Write Combining exemplifying the advanced mechanisms one can find in today’s CPUs and how one can make use of them.
Below I am listing a couple of take-aways of the session as well as further learning resources:
As a rule of thumb with each cache level the access latency quadruples (L1 1ns, L2 3ns, L3 12ns, DRAM 65ns).
Tyler wrote two great
tools
to show different CPU optimizations and and the impact of synchronization
on your hardware. Make sure you have a Rust environment set up. You can run
each of them via cargo run --bin <name> --release
.
increment
: Comparing different ways (volatile, volatile + release fence,
volatile + seqcst fence, seqcst CAS, …) of incrementing a counter 500
million times thus showing the impact of the cache coherence protocol e.g.

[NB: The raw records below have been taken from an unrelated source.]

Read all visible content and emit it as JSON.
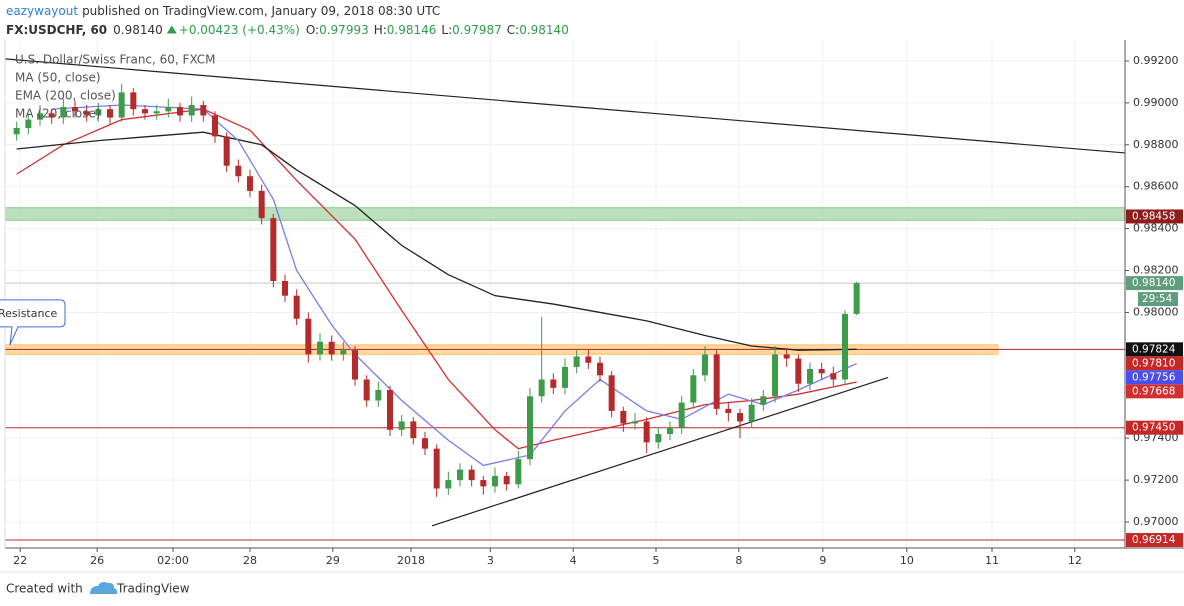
{
  "header": {
    "author": "eazywayout",
    "published": "published on TradingView.com, January 09, 2018 08:30 UTC",
    "symbol": "FX:USDCHF, 60",
    "last": "0.98140",
    "change": "+0.00423 (+0.43%)",
    "ohlc_labels": [
      "O:",
      "H:",
      "L:",
      "C:"
    ],
    "ohlc_values": [
      "0.97993",
      "0.98146",
      "0.97987",
      "0.98140"
    ]
  },
  "chart_data": {
    "type": "candlestick",
    "title": "U.S. Dollar/Swiss Franc, 60, FXCM",
    "up_color": "#3f9a4c",
    "down_color": "#b52a2a",
    "grid": true,
    "xlim": [
      -1,
      95
    ],
    "ylim": [
      0.96876,
      0.993
    ],
    "xticks": [
      {
        "value": 0.3,
        "label": "22"
      },
      {
        "value": 6.9,
        "label": "26"
      },
      {
        "value": 13.4,
        "label": "02:00"
      },
      {
        "value": 20,
        "label": "28"
      },
      {
        "value": 27.1,
        "label": "29"
      },
      {
        "value": 33.8,
        "label": "2018"
      },
      {
        "value": 40.6,
        "label": "3"
      },
      {
        "value": 47.7,
        "label": "4"
      },
      {
        "value": 54.8,
        "label": "5"
      },
      {
        "value": 61.9,
        "label": "8"
      },
      {
        "value": 69.1,
        "label": "9"
      },
      {
        "value": 76.3,
        "label": "10"
      },
      {
        "value": 83.6,
        "label": "11"
      },
      {
        "value": 90.7,
        "label": "12"
      }
    ],
    "yticks": [
      {
        "value": 0.97,
        "label": "0.97000"
      },
      {
        "value": 0.972,
        "label": "0.97200"
      },
      {
        "value": 0.974,
        "label": "0.97400"
      },
      {
        "value": 0.98,
        "label": "0.98000"
      },
      {
        "value": 0.982,
        "label": "0.98200"
      },
      {
        "value": 0.984,
        "label": "0.98400"
      },
      {
        "value": 0.986,
        "label": "0.98600"
      },
      {
        "value": 0.988,
        "label": "0.98800"
      },
      {
        "value": 0.99,
        "label": "0.99000"
      },
      {
        "value": 0.992,
        "label": "0.99200"
      }
    ],
    "ohlc": [
      [
        0.9885,
        0.9891,
        0.9882,
        0.9888
      ],
      [
        0.9888,
        0.9895,
        0.9885,
        0.9892
      ],
      [
        0.9892,
        0.9899,
        0.9889,
        0.9895
      ],
      [
        0.9895,
        0.9897,
        0.989,
        0.9893
      ],
      [
        0.9893,
        0.9902,
        0.989,
        0.9898
      ],
      [
        0.9898,
        0.9901,
        0.9893,
        0.9896
      ],
      [
        0.9896,
        0.9899,
        0.9891,
        0.9894
      ],
      [
        0.9894,
        0.99,
        0.9891,
        0.9897
      ],
      [
        0.9897,
        0.9899,
        0.989,
        0.9893
      ],
      [
        0.9893,
        0.9909,
        0.9891,
        0.9905
      ],
      [
        0.9905,
        0.9907,
        0.9894,
        0.9897
      ],
      [
        0.9897,
        0.9899,
        0.9892,
        0.9895
      ],
      [
        0.9895,
        0.9899,
        0.9892,
        0.9896
      ],
      [
        0.9896,
        0.9902,
        0.9893,
        0.9898
      ],
      [
        0.9898,
        0.99,
        0.9891,
        0.9894
      ],
      [
        0.9894,
        0.9903,
        0.9891,
        0.9899
      ],
      [
        0.9899,
        0.9901,
        0.9891,
        0.9894
      ],
      [
        0.9894,
        0.9896,
        0.9881,
        0.9884
      ],
      [
        0.9884,
        0.9886,
        0.9867,
        0.987
      ],
      [
        0.987,
        0.9873,
        0.9862,
        0.9865
      ],
      [
        0.9865,
        0.9868,
        0.9855,
        0.9858
      ],
      [
        0.9858,
        0.9861,
        0.9842,
        0.9845
      ],
      [
        0.9845,
        0.9847,
        0.9812,
        0.9815
      ],
      [
        0.9815,
        0.9818,
        0.9805,
        0.9808
      ],
      [
        0.9808,
        0.9811,
        0.9794,
        0.9797
      ],
      [
        0.9797,
        0.98,
        0.9776,
        0.978
      ],
      [
        0.978,
        0.979,
        0.9777,
        0.9786
      ],
      [
        0.9786,
        0.9789,
        0.9777,
        0.978
      ],
      [
        0.978,
        0.9786,
        0.9777,
        0.9782
      ],
      [
        0.9782,
        0.9784,
        0.9765,
        0.9768
      ],
      [
        0.9768,
        0.977,
        0.9755,
        0.9758
      ],
      [
        0.9758,
        0.9767,
        0.9755,
        0.9763
      ],
      [
        0.9763,
        0.9765,
        0.9741,
        0.9744
      ],
      [
        0.9744,
        0.9751,
        0.9741,
        0.9748
      ],
      [
        0.9748,
        0.975,
        0.9737,
        0.974
      ],
      [
        0.974,
        0.9743,
        0.9732,
        0.9735
      ],
      [
        0.9735,
        0.9737,
        0.9712,
        0.9716
      ],
      [
        0.9716,
        0.9724,
        0.9713,
        0.972
      ],
      [
        0.972,
        0.9728,
        0.9717,
        0.9725
      ],
      [
        0.9725,
        0.9727,
        0.9717,
        0.972
      ],
      [
        0.972,
        0.9722,
        0.9713,
        0.9717
      ],
      [
        0.9717,
        0.9726,
        0.9714,
        0.9722
      ],
      [
        0.9722,
        0.9724,
        0.9715,
        0.9718
      ],
      [
        0.9718,
        0.9734,
        0.9716,
        0.973
      ],
      [
        0.973,
        0.9764,
        0.9727,
        0.976
      ],
      [
        0.976,
        0.9798,
        0.9757,
        0.9768
      ],
      [
        0.9768,
        0.9771,
        0.9761,
        0.9764
      ],
      [
        0.9764,
        0.9778,
        0.9761,
        0.9774
      ],
      [
        0.9774,
        0.9782,
        0.9771,
        0.9779
      ],
      [
        0.9779,
        0.9782,
        0.9773,
        0.9776
      ],
      [
        0.9776,
        0.9779,
        0.9767,
        0.977
      ],
      [
        0.977,
        0.9772,
        0.975,
        0.9753
      ],
      [
        0.9753,
        0.9755,
        0.9743,
        0.9747
      ],
      [
        0.9747,
        0.9752,
        0.9744,
        0.9748
      ],
      [
        0.9748,
        0.975,
        0.9733,
        0.9738
      ],
      [
        0.9738,
        0.9745,
        0.9735,
        0.9742
      ],
      [
        0.9742,
        0.9748,
        0.9739,
        0.9745
      ],
      [
        0.9745,
        0.976,
        0.9742,
        0.9757
      ],
      [
        0.9757,
        0.9773,
        0.9754,
        0.977
      ],
      [
        0.977,
        0.9784,
        0.9767,
        0.978
      ],
      [
        0.978,
        0.9782,
        0.9751,
        0.9754
      ],
      [
        0.9754,
        0.9757,
        0.9748,
        0.9752
      ],
      [
        0.9752,
        0.9754,
        0.974,
        0.9748
      ],
      [
        0.9748,
        0.9759,
        0.9745,
        0.9756
      ],
      [
        0.9756,
        0.9763,
        0.9753,
        0.976
      ],
      [
        0.976,
        0.9784,
        0.9757,
        0.978
      ],
      [
        0.978,
        0.9783,
        0.9774,
        0.9778
      ],
      [
        0.9778,
        0.978,
        0.9762,
        0.9766
      ],
      [
        0.9766,
        0.9776,
        0.9763,
        0.9773
      ],
      [
        0.9773,
        0.9776,
        0.9768,
        0.9771
      ],
      [
        0.9771,
        0.9774,
        0.9765,
        0.9768
      ],
      [
        0.9768,
        0.9801,
        0.9766,
        0.97993
      ],
      [
        0.97993,
        0.98146,
        0.97987,
        0.9814
      ]
    ],
    "series": [
      {
        "name": "MA (50, close)",
        "color": "#d32f2f",
        "x": [
          0,
          4,
          9,
          16,
          20,
          24,
          29,
          33,
          37,
          41,
          43,
          46,
          50,
          54,
          59,
          63,
          67,
          72
        ],
        "values": [
          0.9866,
          0.988,
          0.9892,
          0.9897,
          0.9887,
          0.9863,
          0.9835,
          0.9801,
          0.9768,
          0.9744,
          0.9735,
          0.9739,
          0.9744,
          0.9749,
          0.9756,
          0.9758,
          0.9761,
          0.97668
        ]
      },
      {
        "name": "EMA (200, close)",
        "color": "#222222",
        "x": [
          0,
          7,
          16,
          21,
          24,
          29,
          33,
          37,
          41,
          46,
          50,
          54,
          59,
          63,
          67,
          72
        ],
        "values": [
          0.9878,
          0.9882,
          0.9886,
          0.988,
          0.9868,
          0.9851,
          0.9832,
          0.9818,
          0.9808,
          0.9804,
          0.98,
          0.9796,
          0.9789,
          0.9784,
          0.9782,
          0.97824
        ]
      },
      {
        "name": "MA (20, close)",
        "color": "#7b7bef",
        "x": [
          3,
          9,
          16,
          19,
          22,
          24,
          27,
          29,
          33,
          37,
          40,
          44,
          47,
          50,
          54,
          57,
          61,
          64,
          67,
          72
        ],
        "values": [
          0.9897,
          0.9899,
          0.9897,
          0.9882,
          0.9854,
          0.982,
          0.9794,
          0.978,
          0.9758,
          0.9739,
          0.9727,
          0.9732,
          0.9753,
          0.9768,
          0.9753,
          0.9749,
          0.9761,
          0.9756,
          0.9763,
          0.97756
        ]
      }
    ],
    "trendlines": [
      {
        "x": [
          -1,
          95
        ],
        "values": [
          0.9921,
          0.98761
        ],
        "color": "#222222"
      },
      {
        "x": [
          35.6,
          74.7
        ],
        "values": [
          0.96982,
          0.9769
        ],
        "color": "#222222"
      }
    ],
    "zones": [
      {
        "from": 0.9844,
        "to": 0.985,
        "color": "#a5d6a7",
        "x_end": 95
      },
      {
        "from": 0.978,
        "to": 0.97845,
        "color": "#ffcc80",
        "x_end": 84.1
      }
    ],
    "levels": [
      {
        "value": 0.97824,
        "color": "#b71c1c"
      },
      {
        "value": 0.9745,
        "color": "#c62828"
      },
      {
        "value": 0.96914,
        "color": "#c62828"
      },
      {
        "value": 0.9814,
        "color": "#c8c8c8"
      }
    ],
    "annotation": "Resistance",
    "price_labels": [
      {
        "value": 0.98458,
        "label": "0.98458",
        "color": "#8e1c1c"
      },
      {
        "value": 0.9814,
        "label": "0.98140",
        "color": "#5f9e7c"
      },
      {
        "value": 0.97824,
        "label": "0.97824",
        "color": "#111111"
      },
      {
        "value": 0.9781,
        "label": "0.97810",
        "color": "#c62828"
      },
      {
        "value": 0.97756,
        "label": "0.97756",
        "color": "#4a4ef0"
      },
      {
        "value": 0.97668,
        "label": "0.97668",
        "color": "#d32f2f"
      },
      {
        "value": 0.9745,
        "label": "0.97450",
        "color": "#c62828"
      },
      {
        "value": 0.96914,
        "label": "0.96914",
        "color": "#c62828"
      }
    ],
    "countdown": "29:54"
  },
  "footer": {
    "created": "Created with",
    "brand": "TradingView"
  }
}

load & store buffer flushes.
write_combining
: Enabling one to see the write combining optimization in
action described by Martin Thompson in the blog
post
mentioned above. Looking at the latency jumps one can estimate the line
fill buffer length of ones CPU.
During the session Tyler often showed excerpts from the Intel manuals, in particular:
Chapter 8 and 11 from the Software developers manual. It is worth taking a look at the memory ordering section in 8.2.2.
CPUs expose a lot of performance metrics. On Linux and with Intel Sandy bridge CPUs one can take a look at the corresponding Kernel subsystem.